Preclinical studies have shown that administration of the autism compound, KM-391, significantly decreased plasticity of the brain and increased serotonin levels in all three regions of the brain: cerebral cortex, hippocampus, and caudate nucleus, from very low levels, as seen with 5, 7-Dihydroxytryptamine (5, 7-DHT)-induced autism, to normal levels, as observed in placebo-treated control without the neurotoxin 5, 7-DHT.
“These results support KM-391 as a possible therapeutic agent in the treatment of autism in patients,” Mr. Ehrlich contends. “If we can deal with the core issues of autism and not just the symptoms of the disease, it would be a major breakthrough and offer hope to families and patients who suffer from autism.”
Results from a third animal study showed KM-391 was a possible therapeutic agent in the treatment of autism in patients
He says Cellceutix is working on a possible collaboration to develop the autism compound and has a memorandum of understanding with one of the largest companies in India. He says, “If we proceed—we’re not sure if this is the path we want to take—the deal would require our partner to do all the preclinical work, including cGMP manufacturing, toxicology and pharmacology in compliance with U.S. IND requirements, beginning in the first quarter next year.” The company expects to update shareholders shortly on this development.
Regarding psoriasis, the KM-133 compound has completed preclinical testing, showing strong activity in vitro and in vivo, and efficacy in xenograft models. “We believe the compound is ready for human clinical studies,” he says.
Cellceutix is planning to arrange a meeting with the FDA for guidance to proceed with clinical testing of its KM-133 compound under 505(b)(2) regulations. “In our case, the active moiety of the compound is already an approved drug in another indication, not psoriasis,” Mr. Ehrlich says. “So, we will ask the FDA if we can immediately go into Phase 2/3,” he adds.

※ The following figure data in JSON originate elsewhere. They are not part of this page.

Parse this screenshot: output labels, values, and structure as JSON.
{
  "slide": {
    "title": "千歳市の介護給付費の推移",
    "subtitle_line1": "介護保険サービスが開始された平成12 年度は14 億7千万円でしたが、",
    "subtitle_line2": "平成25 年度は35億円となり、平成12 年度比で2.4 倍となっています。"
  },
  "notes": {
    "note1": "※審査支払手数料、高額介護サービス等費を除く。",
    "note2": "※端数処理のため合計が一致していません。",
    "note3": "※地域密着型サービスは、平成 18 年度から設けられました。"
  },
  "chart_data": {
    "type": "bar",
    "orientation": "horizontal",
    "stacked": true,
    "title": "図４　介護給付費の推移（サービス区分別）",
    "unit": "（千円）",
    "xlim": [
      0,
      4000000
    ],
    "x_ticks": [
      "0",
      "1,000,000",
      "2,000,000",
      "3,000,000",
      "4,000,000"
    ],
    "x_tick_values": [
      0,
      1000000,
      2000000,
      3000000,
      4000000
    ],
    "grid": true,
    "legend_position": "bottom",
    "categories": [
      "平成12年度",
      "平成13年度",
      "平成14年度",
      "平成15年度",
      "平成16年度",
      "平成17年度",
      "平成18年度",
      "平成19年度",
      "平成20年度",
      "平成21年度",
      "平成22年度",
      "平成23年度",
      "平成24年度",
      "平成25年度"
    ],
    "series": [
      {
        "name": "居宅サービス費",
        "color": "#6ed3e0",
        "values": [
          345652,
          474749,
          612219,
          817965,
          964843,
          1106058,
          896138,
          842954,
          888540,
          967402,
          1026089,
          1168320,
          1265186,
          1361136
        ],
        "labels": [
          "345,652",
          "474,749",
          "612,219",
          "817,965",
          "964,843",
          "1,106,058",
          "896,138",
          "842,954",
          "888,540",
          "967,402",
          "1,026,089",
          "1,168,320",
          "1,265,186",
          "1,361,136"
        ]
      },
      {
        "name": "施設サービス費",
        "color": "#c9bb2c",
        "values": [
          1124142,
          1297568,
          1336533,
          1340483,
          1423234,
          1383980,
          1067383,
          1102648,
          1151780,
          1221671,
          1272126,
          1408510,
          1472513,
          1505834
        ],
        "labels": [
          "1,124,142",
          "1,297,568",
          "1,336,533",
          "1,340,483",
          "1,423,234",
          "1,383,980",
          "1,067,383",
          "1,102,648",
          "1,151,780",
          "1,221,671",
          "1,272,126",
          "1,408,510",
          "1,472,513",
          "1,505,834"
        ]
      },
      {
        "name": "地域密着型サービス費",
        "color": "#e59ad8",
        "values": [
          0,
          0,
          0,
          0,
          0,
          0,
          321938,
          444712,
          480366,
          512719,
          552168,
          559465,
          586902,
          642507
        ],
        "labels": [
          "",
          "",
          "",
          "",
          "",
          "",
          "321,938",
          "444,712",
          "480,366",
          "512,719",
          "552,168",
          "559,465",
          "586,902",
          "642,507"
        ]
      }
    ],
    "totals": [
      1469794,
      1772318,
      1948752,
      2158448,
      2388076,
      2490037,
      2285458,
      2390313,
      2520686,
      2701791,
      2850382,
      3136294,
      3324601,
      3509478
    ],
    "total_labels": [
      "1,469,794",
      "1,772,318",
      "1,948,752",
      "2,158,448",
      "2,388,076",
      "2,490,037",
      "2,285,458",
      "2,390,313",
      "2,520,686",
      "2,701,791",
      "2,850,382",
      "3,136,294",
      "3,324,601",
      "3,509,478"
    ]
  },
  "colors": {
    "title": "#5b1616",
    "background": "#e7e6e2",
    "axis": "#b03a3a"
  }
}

On top of that, the company has been invited by the National Institute of Dermatology of a major Asian country to conduct the Phase 2/3 study there. “It would be a less expensive way to proceed, but we haven’t determined if that’s the right path to take,” he adds.
Bottom line: with three active projects in cancer, autism and psoriasis, Cellceutix’s risk/reward opportunity may be as good as, or better than, any in the industry.